Member for Bradfield (1996–2009)
Nelson was elected to Parliament as expected at the federal election on 2 March 1996, at which the Keating government was defeated and John Howard became Prime Minister. Although he suffered a tiny swing against him, he still took 64.7 percent of the primary vote and 75.8 percent after preferences were distributed. Nelson spent his first two terms as a government backbencher, while establishing himself as a leading member of the moderate, or "small-l liberal," wing of the Liberal Party.Nelson was a vocal opponent of the views of Independent MP Pauline Hanson following her maiden speech on 10 September 1996, challenging her to visit Palm Island and other Aboriginal communities with him. On 6 October, he proposed a bipartisan condemnation of her statements along lines already suggested by Labor Opposition leader Kim Beazley, saying that politicians had an obligation to show leadership on the issue. He questioned the Prime Minister, who offered to cooperate and negotiate, but indicated he would not support the Opposition's motion in full. On 19 October, Nelson said he believed the Government needed to more clearly repudiate Hanson's claims, and that she was "appealing to a primeval instinct" in her statements on Aboriginals and Asian migrants. On 30 October 1996, a bipartisan motion on tolerance, nondiscriminatory immigration and Aboriginal reconciliation was moved and passed.

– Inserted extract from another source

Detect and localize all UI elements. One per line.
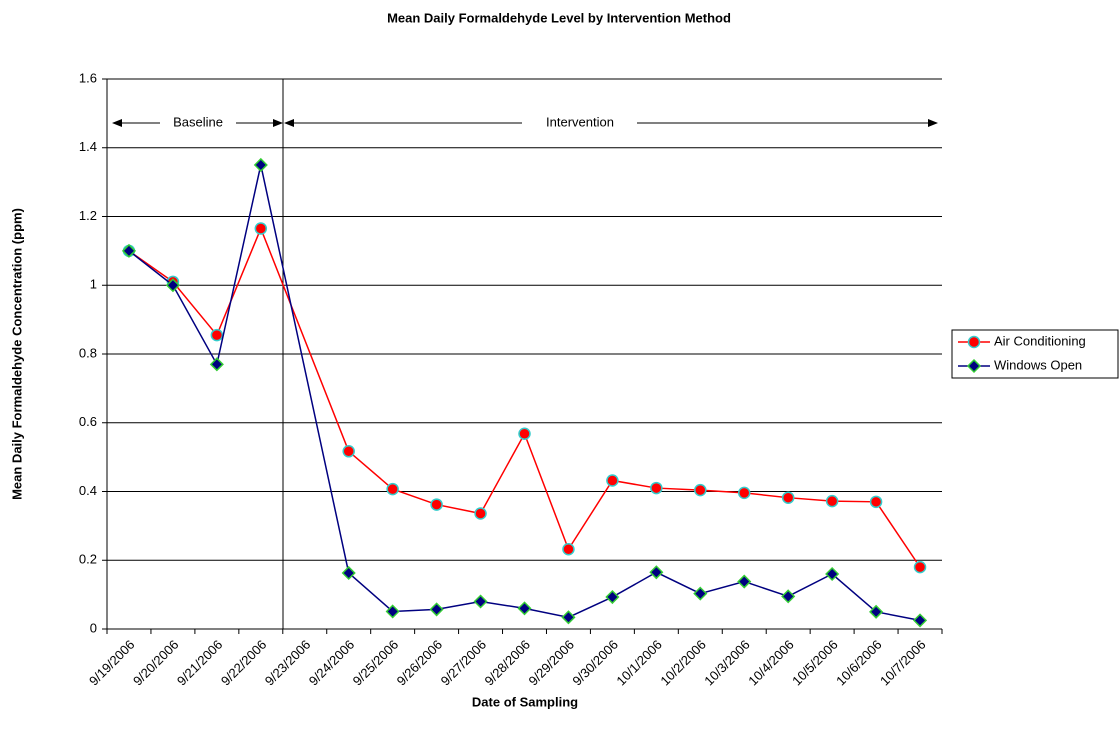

In December 1996, Liberal MP Kevin Andrews raised a private members' bill to overturn the Northern Territory's euthanasia legislation, which had been championed by Dr Philip Nitschke. Nelson, along with former New South Wales premier John Fahey, were accused of convincing the son of the first man to die under the law, who had previously been a euthanasia advocate, to change his mind. The man, a branch secretary of a rural Liberal branch, ended up in hospital after suffering a nervous breakdown following the publicity surrounding the matter. When the bill went through the House of Representatives on 10 December, Nelson was one of 88 MPs who voted for Andrews' bill on a conscience vote. Nelson also had to apologise to Parliament in March 1997 when it was found that 11 parts of a speech he had given matched a paper on overseas doctors by immigration expert Bob Birrell of Monash University published the previous year.
Nelson was appointed Parliamentary Secretary to the Minister for Defence in 2001. In this role he directed the Mulwala ammunition factory to be decontaminated and decommissioned.